Grandma Rosa with great grand daughter Tiziana.

It is estimated that approximate five percent of the senior population is in a nursing home at any point in time.

The reasons why elderly people are placed in nursing homes includes physical or mental disability and/or the lack of resources or support to maintain an independent or semi-independent existence.

Regardless of the level of care provided by the nursing home, there is no escaping the fact that the inmates there are isolated from family and friends.

Many people in nursing homes suffer not only from a physical problem, but also from depression from being in the home. It’s certainly no secret that older people begin to deteriorate mentally and physically quite soon after admission to a nursing home, but it has been found that something can help to make their stay in the home more tolerable – massage therapy.

Living in a Nursing Home

Being admitted to a nursing home will mean a complete change in the person’s lifestyle. Older people who were previously independent or living with relatives will find themselves thrown in with strangers. They will have to learn how to deal with caretakers and other residents. To a great extent, privacy is a thing of the past.

A professional massage therapist can really have a positive impact in the lives of those who live in nursing homes, often simply by providing a human touch. Our modern world seems to have separated us to some extent from our actual humanity, and this is especially true when people are confined to a nursing home. Isolation from the familiar, separation from family, and generally sterile surroundings can all contribute to mental and physical deterioration.

Why Massage Is so Important

Massage might be considered to be the epitome of tactile sensations. A skilled and caring masseur provides much more than a simple manipulation of muscles; he or she provides the human touch so often absent in a nursing home.

A weekly visit from a masseur can have a profound impact on inmates:

• Simply being touched helps to connect isolated older people with others. It has been found that the thing that those in nursing home crave and need is human contact, which is precisely what massage is all about.

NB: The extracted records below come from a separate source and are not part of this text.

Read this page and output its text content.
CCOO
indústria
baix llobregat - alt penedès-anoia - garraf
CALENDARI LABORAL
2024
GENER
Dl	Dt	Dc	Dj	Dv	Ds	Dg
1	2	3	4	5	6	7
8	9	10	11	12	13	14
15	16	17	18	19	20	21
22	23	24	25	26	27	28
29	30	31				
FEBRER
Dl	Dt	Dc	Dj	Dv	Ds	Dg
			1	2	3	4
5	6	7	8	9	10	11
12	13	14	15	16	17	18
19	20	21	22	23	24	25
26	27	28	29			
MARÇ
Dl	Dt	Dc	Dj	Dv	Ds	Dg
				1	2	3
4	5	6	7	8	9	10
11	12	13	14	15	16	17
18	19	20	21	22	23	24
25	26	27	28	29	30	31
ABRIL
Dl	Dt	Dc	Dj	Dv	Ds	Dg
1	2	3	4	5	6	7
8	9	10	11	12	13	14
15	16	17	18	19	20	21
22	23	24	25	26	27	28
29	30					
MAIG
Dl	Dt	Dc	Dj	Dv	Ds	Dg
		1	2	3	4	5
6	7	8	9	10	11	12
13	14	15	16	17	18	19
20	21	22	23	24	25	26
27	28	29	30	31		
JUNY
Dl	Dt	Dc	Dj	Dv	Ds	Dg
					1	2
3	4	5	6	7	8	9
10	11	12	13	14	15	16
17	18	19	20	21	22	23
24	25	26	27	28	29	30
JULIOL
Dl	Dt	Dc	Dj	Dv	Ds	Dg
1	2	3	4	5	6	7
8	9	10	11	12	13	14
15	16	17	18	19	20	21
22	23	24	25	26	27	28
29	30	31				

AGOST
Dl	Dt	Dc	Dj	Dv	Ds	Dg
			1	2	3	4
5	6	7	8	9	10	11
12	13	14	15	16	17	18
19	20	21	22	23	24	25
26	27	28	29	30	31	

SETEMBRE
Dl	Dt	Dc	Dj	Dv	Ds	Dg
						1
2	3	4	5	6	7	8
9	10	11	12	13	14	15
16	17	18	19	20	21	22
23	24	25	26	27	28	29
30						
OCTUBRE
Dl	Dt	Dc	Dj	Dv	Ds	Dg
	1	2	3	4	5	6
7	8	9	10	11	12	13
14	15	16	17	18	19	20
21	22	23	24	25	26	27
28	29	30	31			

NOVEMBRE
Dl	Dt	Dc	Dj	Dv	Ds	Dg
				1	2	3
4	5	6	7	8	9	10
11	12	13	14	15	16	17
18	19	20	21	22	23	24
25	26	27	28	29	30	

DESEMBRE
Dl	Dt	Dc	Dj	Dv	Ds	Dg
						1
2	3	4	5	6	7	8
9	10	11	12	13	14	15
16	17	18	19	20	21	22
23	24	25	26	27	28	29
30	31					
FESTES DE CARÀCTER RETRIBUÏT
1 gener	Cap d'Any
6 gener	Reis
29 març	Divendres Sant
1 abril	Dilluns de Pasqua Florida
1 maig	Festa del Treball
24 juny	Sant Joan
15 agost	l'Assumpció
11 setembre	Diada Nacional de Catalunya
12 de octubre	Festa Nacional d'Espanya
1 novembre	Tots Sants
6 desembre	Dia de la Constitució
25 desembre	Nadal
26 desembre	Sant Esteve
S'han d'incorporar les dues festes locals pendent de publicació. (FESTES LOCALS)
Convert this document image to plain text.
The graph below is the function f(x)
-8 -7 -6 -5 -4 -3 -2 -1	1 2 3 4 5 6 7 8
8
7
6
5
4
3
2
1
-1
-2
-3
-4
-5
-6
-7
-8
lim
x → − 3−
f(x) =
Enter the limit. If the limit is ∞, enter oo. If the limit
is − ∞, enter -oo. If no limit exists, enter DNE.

• Many people in nursing homes suffer from atrophied, or nearly atrophied, muscles. Massage therapy can help to strengthen and tone muscles. Likewise, muscles that have become tight and painful from disuse can be loosened up and made more flexible.

• Problems with circulation can be serious at nursing homes where many of the residents are either in wheelchairs or bedridden. Receiving a therapeutic massage will increase blood flow, especially to the extremities.

• Insomnia is common in the elderly, particularly for those in nursing homes, but once again, massage comes to the rescue, helping the elderly resident to relax. As endorphins are released during the massage, the person will become calmer and less restive, and more likely to enjoy a good night’s sleep.

• Nursing home residents who may be recovering from surgical procedures will find that massage not only provides the benefits of touch, but also promotes faster healing and helps to reduce pain.

A New Nursing Home Population

It would be a mistake to think that everyone in a nursing home is a senior citizen. It is quite true that most people in these residences are elderly, but up to 14% of people in nursing homes are young, many of them in their 20s and 30s. This is the fastest growing segment of the nursing home population. These people are usually found in nursing homes as the result of serious accidents, but their needs will differ little from those of their older neighbors.

Regardless of the age of the nursing home resident, massage should be considered a part of the regular schedule. Providing massage therapy can make not only an important difference in the physical health of the inmates, but also in their outlook. Many nursing home directors are now considering massage to be a necessary part of assisted living.